Eigen Schmeigen
This, and only this, type of matrix has an eigenvalue of 0
What is singular or non-invertible?
A basis for Rn is a largest set of vectors in Rn that has this property.
What is that the set is linearly independent?
Let B={b1, b2, b3} be a basis for R3. The matrix
[b1 b2 b3] performs this function.
What is transforms a B-coordinate vector to standard coordinates? That is:
x = PB[x]B where PB =[b1 b2 b3] is the change-of-coordinates matrix from B to standard coordinates
These are the subspaces we typically associate with a matrix A
What are:
(1) the column space; Col A
(2) the null space; Nul A
(3) the row space; Row A
Bonus: The eigenspace associated with eigenvalues of A
This common problem solving technique is NOT appropriate for finding eigenvalues
What is row reduction?
Eigenvalues for these matrices appear along the diagonal
What is a triangular matrix?
(Alternate answer: What is a matrix in echelon form or in REF?)
A basis for Rn is a smallest set of vectors in Rn that has this property.
What is that the set spans Rn?
[b1 b2 ... bn | c1 c2 ... cn] ~ [In | THIS MATRIX]
What is the change-of-coordinates matrix from C to B, denoted by
P_(BlarrC)
?
These three properties are required for V to be a subspace.
What is:
1) V must contain the zero vector
2) V must be closed under vector addition
3) V must be closed under multiplication by a scalar
If A is a diagonalizable matrix, then the characteristic polynomial of A has this property.
What is factors completely into linear factors?
The only vector on the planet that cannot be an eigenvector.
What is the zero vector of any dimension?

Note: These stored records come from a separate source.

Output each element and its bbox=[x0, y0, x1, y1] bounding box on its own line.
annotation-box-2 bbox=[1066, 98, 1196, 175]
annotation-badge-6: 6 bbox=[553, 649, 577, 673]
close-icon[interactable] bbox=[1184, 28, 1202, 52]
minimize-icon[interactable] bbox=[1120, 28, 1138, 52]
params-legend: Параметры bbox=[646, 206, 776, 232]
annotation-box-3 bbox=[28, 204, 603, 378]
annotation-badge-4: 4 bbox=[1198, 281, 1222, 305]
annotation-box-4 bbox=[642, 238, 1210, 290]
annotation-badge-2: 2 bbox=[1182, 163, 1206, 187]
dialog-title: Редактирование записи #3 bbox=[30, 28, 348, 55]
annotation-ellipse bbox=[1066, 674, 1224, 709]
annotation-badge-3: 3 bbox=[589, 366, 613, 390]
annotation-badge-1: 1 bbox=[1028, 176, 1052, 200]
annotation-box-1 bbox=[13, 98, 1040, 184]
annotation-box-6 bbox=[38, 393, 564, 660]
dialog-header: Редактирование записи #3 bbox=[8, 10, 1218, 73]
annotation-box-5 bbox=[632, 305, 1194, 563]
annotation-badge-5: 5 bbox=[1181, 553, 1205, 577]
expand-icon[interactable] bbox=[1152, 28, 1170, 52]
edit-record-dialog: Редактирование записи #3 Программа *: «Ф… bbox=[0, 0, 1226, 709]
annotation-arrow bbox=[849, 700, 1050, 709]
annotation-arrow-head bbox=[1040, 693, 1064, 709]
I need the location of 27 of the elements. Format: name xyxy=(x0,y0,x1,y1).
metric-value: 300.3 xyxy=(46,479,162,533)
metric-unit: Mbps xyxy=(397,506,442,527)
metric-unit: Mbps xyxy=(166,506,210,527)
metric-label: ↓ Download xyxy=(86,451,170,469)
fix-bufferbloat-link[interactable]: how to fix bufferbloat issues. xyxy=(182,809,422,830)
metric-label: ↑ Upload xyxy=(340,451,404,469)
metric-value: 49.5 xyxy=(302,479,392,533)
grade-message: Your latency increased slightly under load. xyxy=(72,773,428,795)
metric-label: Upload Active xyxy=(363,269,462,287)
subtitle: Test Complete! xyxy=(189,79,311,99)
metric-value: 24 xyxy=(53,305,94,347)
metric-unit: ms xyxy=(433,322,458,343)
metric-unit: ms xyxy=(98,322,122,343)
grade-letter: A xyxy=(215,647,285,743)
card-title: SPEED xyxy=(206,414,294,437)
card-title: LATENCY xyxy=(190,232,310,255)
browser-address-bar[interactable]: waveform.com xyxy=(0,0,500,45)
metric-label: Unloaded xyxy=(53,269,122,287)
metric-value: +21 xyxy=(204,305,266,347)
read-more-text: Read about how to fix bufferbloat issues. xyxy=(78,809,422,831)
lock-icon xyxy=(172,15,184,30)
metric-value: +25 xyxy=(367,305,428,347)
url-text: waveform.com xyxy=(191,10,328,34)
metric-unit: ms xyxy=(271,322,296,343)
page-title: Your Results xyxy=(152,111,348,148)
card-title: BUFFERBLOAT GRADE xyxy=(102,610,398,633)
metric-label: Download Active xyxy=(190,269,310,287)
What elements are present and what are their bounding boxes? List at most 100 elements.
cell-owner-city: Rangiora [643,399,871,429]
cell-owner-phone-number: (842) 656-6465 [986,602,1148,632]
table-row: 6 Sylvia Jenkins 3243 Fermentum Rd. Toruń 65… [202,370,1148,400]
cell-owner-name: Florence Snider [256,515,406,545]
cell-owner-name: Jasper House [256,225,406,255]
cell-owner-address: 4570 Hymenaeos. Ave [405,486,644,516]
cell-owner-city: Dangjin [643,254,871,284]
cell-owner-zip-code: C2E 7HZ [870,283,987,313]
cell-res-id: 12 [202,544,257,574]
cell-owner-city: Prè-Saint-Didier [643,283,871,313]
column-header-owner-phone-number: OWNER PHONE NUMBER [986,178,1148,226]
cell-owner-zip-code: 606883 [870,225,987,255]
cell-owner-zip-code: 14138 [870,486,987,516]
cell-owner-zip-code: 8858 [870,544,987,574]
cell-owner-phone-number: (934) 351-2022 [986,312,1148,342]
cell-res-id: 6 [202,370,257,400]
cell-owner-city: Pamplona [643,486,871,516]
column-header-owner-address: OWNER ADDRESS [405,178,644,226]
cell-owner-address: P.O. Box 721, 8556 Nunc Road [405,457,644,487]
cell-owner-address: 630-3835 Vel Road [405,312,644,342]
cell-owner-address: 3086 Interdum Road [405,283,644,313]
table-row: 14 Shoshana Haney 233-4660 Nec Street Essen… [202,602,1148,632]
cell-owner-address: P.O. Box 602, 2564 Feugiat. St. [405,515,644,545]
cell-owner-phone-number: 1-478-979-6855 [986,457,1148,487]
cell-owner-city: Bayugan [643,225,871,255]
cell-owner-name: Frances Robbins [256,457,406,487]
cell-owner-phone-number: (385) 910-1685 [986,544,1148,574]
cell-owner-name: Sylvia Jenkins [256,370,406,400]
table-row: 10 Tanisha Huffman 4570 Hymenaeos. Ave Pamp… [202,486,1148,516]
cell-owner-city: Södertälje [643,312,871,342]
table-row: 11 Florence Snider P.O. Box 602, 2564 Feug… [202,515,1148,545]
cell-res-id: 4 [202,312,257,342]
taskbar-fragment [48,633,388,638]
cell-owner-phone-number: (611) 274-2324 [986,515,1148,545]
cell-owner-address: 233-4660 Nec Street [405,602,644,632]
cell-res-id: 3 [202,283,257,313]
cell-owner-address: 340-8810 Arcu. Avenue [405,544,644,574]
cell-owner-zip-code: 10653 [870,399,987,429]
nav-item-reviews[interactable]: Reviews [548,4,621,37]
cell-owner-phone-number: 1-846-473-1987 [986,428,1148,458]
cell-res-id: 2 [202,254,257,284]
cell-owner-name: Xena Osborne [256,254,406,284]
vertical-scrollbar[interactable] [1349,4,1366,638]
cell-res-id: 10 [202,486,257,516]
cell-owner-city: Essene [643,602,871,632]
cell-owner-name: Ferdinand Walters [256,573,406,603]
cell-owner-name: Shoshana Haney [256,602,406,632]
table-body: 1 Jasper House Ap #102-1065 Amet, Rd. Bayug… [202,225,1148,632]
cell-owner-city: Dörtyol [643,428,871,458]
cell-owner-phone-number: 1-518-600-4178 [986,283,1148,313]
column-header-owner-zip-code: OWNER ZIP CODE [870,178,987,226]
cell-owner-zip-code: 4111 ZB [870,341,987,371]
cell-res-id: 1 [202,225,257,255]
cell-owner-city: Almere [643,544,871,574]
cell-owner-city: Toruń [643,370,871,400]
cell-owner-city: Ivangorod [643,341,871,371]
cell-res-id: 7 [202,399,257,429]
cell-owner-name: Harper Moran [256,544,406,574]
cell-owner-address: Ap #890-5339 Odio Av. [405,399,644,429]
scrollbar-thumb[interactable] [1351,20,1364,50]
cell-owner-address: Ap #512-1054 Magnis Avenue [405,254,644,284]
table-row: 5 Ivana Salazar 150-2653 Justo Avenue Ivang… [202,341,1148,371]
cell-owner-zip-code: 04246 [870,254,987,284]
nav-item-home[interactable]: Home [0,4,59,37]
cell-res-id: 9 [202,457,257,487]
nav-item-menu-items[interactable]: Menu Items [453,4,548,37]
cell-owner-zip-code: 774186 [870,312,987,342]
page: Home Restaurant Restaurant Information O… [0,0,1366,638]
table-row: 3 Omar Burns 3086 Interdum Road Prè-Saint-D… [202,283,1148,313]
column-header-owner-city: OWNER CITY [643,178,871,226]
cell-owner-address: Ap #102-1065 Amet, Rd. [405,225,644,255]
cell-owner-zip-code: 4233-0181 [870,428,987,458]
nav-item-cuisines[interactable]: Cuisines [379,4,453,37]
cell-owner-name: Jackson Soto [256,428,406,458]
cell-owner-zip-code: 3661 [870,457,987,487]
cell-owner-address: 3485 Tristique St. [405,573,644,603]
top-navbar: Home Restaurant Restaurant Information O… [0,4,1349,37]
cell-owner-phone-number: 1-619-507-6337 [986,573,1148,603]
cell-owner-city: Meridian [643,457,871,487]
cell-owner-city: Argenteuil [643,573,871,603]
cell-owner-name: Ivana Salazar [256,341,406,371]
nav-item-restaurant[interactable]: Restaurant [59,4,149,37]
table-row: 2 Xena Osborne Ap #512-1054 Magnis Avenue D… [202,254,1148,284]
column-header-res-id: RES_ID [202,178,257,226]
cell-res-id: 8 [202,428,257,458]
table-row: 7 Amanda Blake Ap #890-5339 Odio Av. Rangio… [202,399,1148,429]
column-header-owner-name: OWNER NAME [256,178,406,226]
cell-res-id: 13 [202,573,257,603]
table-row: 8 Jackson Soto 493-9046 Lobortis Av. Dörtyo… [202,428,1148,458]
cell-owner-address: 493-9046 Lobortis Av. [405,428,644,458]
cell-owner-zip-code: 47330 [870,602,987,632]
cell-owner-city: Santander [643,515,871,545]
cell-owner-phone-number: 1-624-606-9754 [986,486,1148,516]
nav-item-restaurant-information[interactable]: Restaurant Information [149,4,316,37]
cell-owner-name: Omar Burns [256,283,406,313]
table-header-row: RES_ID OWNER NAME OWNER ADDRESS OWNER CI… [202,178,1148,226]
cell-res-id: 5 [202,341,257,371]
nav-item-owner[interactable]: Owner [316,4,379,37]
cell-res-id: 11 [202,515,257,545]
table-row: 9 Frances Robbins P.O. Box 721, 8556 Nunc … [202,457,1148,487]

The vector space Pn of polynomials of degree less than or equal to n is isomorphic to this vector space.
What is Rn+1?
Because change-of-coordinate matrices within Rn are made up of basis vectors, they have these key important properties (name as many as possible)
What is:
(1) They are square (n-by-n)
(2) They are invertible
(3) They span Rn
(4) The columns are linearly independent
(5) Zero is not an eigenvalue
(6) ... All of the other properties in the IMT
The maximum and minimum dimension of the null space for a non-zero 4-by-6 matrix A.
What is
2 <= dim "Nul" (A) <= 5?
Max of 4 pivots ==> min dim Nul A = 6 - 4 = 2
Min of 1 pivot ==> max dim Nul A = 6 - 1 = 5
The dimension of the eigenspace corresponding to an eigenvalue of a matrix is bounded above by this.
What is the algebraic multiplicity of the eigenvalue?
The matrix
A - lambdaI
is this kind of matrix
What is singular or non-invertible?
If Rn has a basis consisting of eigenvectors of a matrix A, then A is said to be this.
What is diagonalizable?
If V is an n-dimensional vector space, the coordinate mapping from V to Rn has these properties:
What is:
1) It is 1-1 and onto
2) It is linear.
A basis for the column space of A
A = [[1,4,5,6],[2,4,6,8],[3,4,7,10], [4,4,8,12]] ~ [[1,0,1,2],[0,1,1,1],[0,0,0,0], [0,0,0,0]]
What is:
{((1),(2),(3),(4)), ((4),(4),(4),(4))}
Let S = {v1, v2, v3, ..., vp} be a linearly independent set of vectors in Rnand let A = [v1 v2 ... vp ].
We can conclude these three facts about S and its vectors, and these three facts about A.
What is:
S:
(1) p<=n
(2) S does not contain the zero vector
(3) None of the vectors can be constructed from a linear combination of any of the other vectors
A:
(1) If n = p then then A is invertible
(2) Any echelon form of A will have a pivot in every column
(3) Ax=0 has only the trivial solution
These are eigenvectors of the identity matrix In (i.e.the n-by-n identity matrix)
What is any non-zero vector in Rn?
Let V be a subspace of Rn with dim V = p. A set of basis vectors for V will have these 4 key properties.
What is:
(1) they will all be elements of Rn
(2) there will be exactly p vectors in the set
(3) the set will be linearly independent
(4) the set will span V
The linear transformation T(x) = Ax maps all of R3 to a plane in R3. The matrix A has this property.
What is singular (or non-invertible)?
Alternate Answers:
(1) Has a determinant of 0
(2) Has an eigenvalue of 0
(3) There are two pivot columns and one non-pivot column
(4) dim Col A = Rank A = 2; and dim Nul A = 1
(5) Any other property in the IMT is FALSE
A basis for the row space of A
A = [[1,4,5,6],[2,4,6,8],[3,4,7,10], [4,4,8,12]] ~ [[1,0,1,2],[0,1,1,1],[0,0,0,0], [0,0,0,0]]
(1, 0, 1, 2), (0, 1, 1, 1)
This is another name for the dimension of the column space of a matrix.
What the rank of the matrix?